Handwritten patient medical records, fixtures in American health care, are set to go by the wayside in 2014. That’s the deadline set by the Patient Protection and Affordable Care Act (PPACA) for every person in the United States to have a certified electronic health record (EHR) as opposed to the current norm: scribbled files scattered amongst every health care provider and medical facility visited over the course of a lifetime.

Job-Related Illnesses More Costly than Cancer, Diabetes

A new NIOSH-funded study from the University of California Davis shows that the cost of job-related injuries and illness is $250 billion a year. That’s $31 billion more than the cost of all cancers and $76 billion more than the cost of diabetes.

Proponents of EHRs say they offer the potential for improved patient care and a more efficient health care system. Whether it is a routine examination or an emergency room situation, health care providers will have immediate access to a patient’s medical history. Problems will be diagnosed faster. Errors will be reduced. Care will be better coordinated, therefore safer and less costly. Tests will not be needlessly duplicated. Treatments already found to be unsuccessful will not be prescribed again due to lack of awareness. Patients and their families will have the information necessary to be more involved in decisions.

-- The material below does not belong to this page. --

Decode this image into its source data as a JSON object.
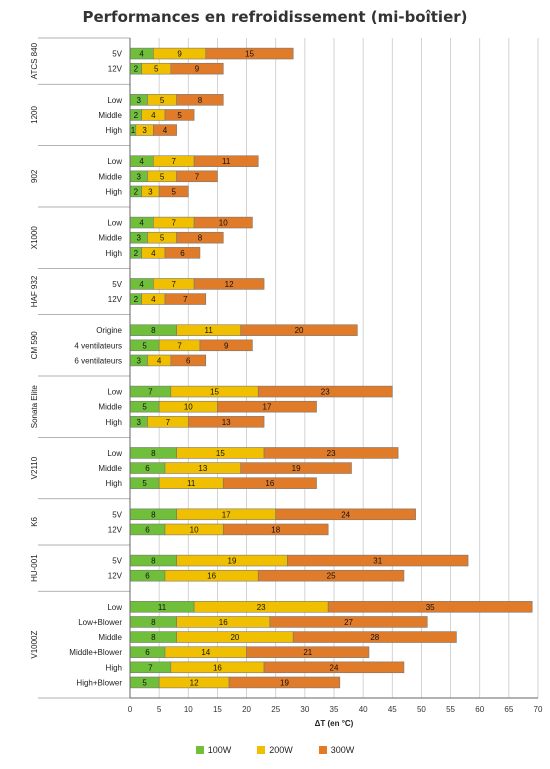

However, EHRs will only be as good as they are complete. For this reason, a growing number of occupational health professionals, including those at the LHSFNA, recommend that occupational health records (OHRs) be part of these materials. Despite the fact that most people between the ages of 21 and 65 spend 40 percent of their waking hours at work, what they do for a living is not typically noted when health care providers see them.

This omission is a major oversight because the workplace is the source of many costly health problems.

The Institute of Medicine of the National Academies (IOM) finds that more than 4,000 occupational fatalities, more than three million occupational injuries and more than 160,000 cases of occupational illnesses occur in the U.S. every year. Many of these involve construction workers. The most recent data released by the Bureau of Labor Statistics (BLS) finds that more than 88,000 injuries and illnesses that required time away from work were in the construction and extraction occupations. Incorporating OHRs into EHRs could lead to more informed diagnosis and treatment, as doctors and other medical personnel will have more information to accurately diagnose. Knowing that someone is a construction Laborer at a highway site rather than at a nuclear site gives new insight to the provider and the likelihood of improved implementation of safety measures through which the entire work force could benefit. In addition, this information could facilitate more effective determination of whether the costs of a health problem should be assigned to the patient’s health insurer or the employer’s workers’ compensation policy.

However, if OHRs are to be part of EHRs, the issue of patient privacy must be addressed. Regulatory measures must be established in regard to storage and sharing of this data.

At the request of the National Institute of Occupational Safety and Health (NIOSH), the IOM conducted a study of these issues. Its findings will help determine whether OHRs will be included in EHRs and be a part of the evolving health care landscape.